Military Career to 1914

After graduating from high school in 1874, Otto Liman von Sanders (1855-1929), the son of a merchant and owner of a manor, joined an infantry regiment in Hessen and started his military career. He would spend almost ten years in the German General Staff. In June 1913, on the occasion of the 25th anniversary of William II, German Emperor’s (1859-1941) accession to the throne, he was raised by the German Emperor to peerage and took the name “Liman von Sanders”. Liman rose to international prominence in December 1913, when, upon the request of the Ottoman Empire, William II appointed him head of the German military mission in Constantinople in order to reorganize the Ottoman army after the Balkan Wars. Liman von Sanders was placed in command of the First Army Corps of the Ottoman army, which resulted in considerable Russian protests (“Liman von Sanders crisis”), because Russia saw a threat to its vital interests in the Black Sea and the Straits. William II finally gave in and Liman von Sanders was appointed general inspector of the Ottoman army without being in charge of any army command. In spite of this concession, relations between the Russian Empire and Germany would remain seriously strained, because the influence of the German military was unaltered. However, substantial improvements could hardly be expected in the short period of time between the end of the Balkan Wars and the outbreak of World War One.

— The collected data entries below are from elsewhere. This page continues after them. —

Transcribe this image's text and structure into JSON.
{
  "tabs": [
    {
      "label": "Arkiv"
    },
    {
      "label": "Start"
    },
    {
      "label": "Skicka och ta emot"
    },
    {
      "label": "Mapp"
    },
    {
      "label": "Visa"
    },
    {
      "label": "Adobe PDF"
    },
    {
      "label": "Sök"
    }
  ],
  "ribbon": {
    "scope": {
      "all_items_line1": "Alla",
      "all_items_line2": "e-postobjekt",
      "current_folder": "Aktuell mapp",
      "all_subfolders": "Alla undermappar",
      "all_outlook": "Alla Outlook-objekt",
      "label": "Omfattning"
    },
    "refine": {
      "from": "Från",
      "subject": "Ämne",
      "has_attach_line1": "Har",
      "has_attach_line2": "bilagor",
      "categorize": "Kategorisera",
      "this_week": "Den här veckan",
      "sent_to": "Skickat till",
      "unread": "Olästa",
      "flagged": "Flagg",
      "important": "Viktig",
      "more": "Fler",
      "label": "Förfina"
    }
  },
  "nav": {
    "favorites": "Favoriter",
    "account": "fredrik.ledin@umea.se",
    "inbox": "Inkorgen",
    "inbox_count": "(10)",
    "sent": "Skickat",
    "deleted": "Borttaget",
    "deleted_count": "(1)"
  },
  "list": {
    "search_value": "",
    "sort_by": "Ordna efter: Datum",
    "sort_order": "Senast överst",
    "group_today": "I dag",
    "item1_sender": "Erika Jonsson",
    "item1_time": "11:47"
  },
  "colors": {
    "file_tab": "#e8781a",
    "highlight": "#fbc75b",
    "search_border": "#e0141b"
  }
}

From Gallipoli to Palestine

After the Ottoman Empire had entered World War One, Liman was the commander of an army corps in Constantinople. He rejected the request by Ottoman Minister of War Ismail Enver Pasha (1881-1922) who wanted him to be in charge of the command of the Ottoman winter offensive in the Caucasus in 1914/1915. This is just one example that shows the permanent struggle of Ottoman and German officers over issues of competency. These conflicts were often due to Liman’s harsh character and capricious personality. He repeatedly urged the Kaiser to recall him from his post, but William II would not comply with his request. However, he also had similar and permanent controversies with German military and non-military authorities in Constantinople.

After their operation failed at the Dardanelles, the Entente powers tried disembarking near Gallipoli in April 1915. For the defence of the Straits, the Fifth Army was built up in a hurry and put under Liman’s command, who appointed almost exclusively Ottoman officers into his general staff. After heavy fights with considerable losses for both war parties, the Entente powers withdraw their troops in December 1915 and January 1916. Liman’s merits for the defence of Gallipoli are in dispute, particularly in contrast to the importance of Ottoman commanders such as Mustafa Kemal (1881-1938), for the outcome of the operations. The same holds for the defence of the Straits, which the Ottoman army had already set up during the Balkan Wars.[1]

In March 1916, the headquarters of Liman’s 5th Army, which had suffered heavy losses in Gallipoli operations, were transferred to the Marmara Sea. It had to secure the coastline from the Black Sea to the bay of Antalya because most of the islands were occupied by the Entente. Unfortunately for Liman, his army would only be used to complete and fill up the ranks of other armies. The repeated warnings he sent to the German High Command because of the instable and insecure situation at the Dardanelles in particular were not taken into consideration, but on the other hand, the military situation in general remained rather calm. In early 1917, the German military mission became an administrative unit in the rear area for all German soldiers in the Ottoman Empire.

In March 1918, Liman became commander of the Army Group F (Yıldırım) in Palestine and in Syria. However, in the Battle of Nablus (Battle of Megiddo) (September 19-21, 1918) it could not stop the British advance, and the Ottoman front in Palestine crumbled. After the end of the war, Liman organized the repatriation of German troops and was arrested by the British in February 1919 when attempting to travel back to Germany. He was held in custody in Malta for more than six months. The charges brought up against Liman asserting he had been involved in war crimes against Armenians and Greeks could not be proved, however. In November 1916, Liman had even been amongst the few high-ranking German officers who had successfully intervened in order to protect the Armenian population in Smyrna.

Liman was one of the most important German officers at the Ottoman front during World War One, and a controversial figure among his contemporaries and historians alike. In the permanent struggle of German and Ottoman authorities over competence issues he often lacked tact and diplomatic skills. On the other hand, it remains an interesting question as to how he finally managed to remain the head of the German military mission in the Ottoman Empire despite his repeated requests to be recalled from his post.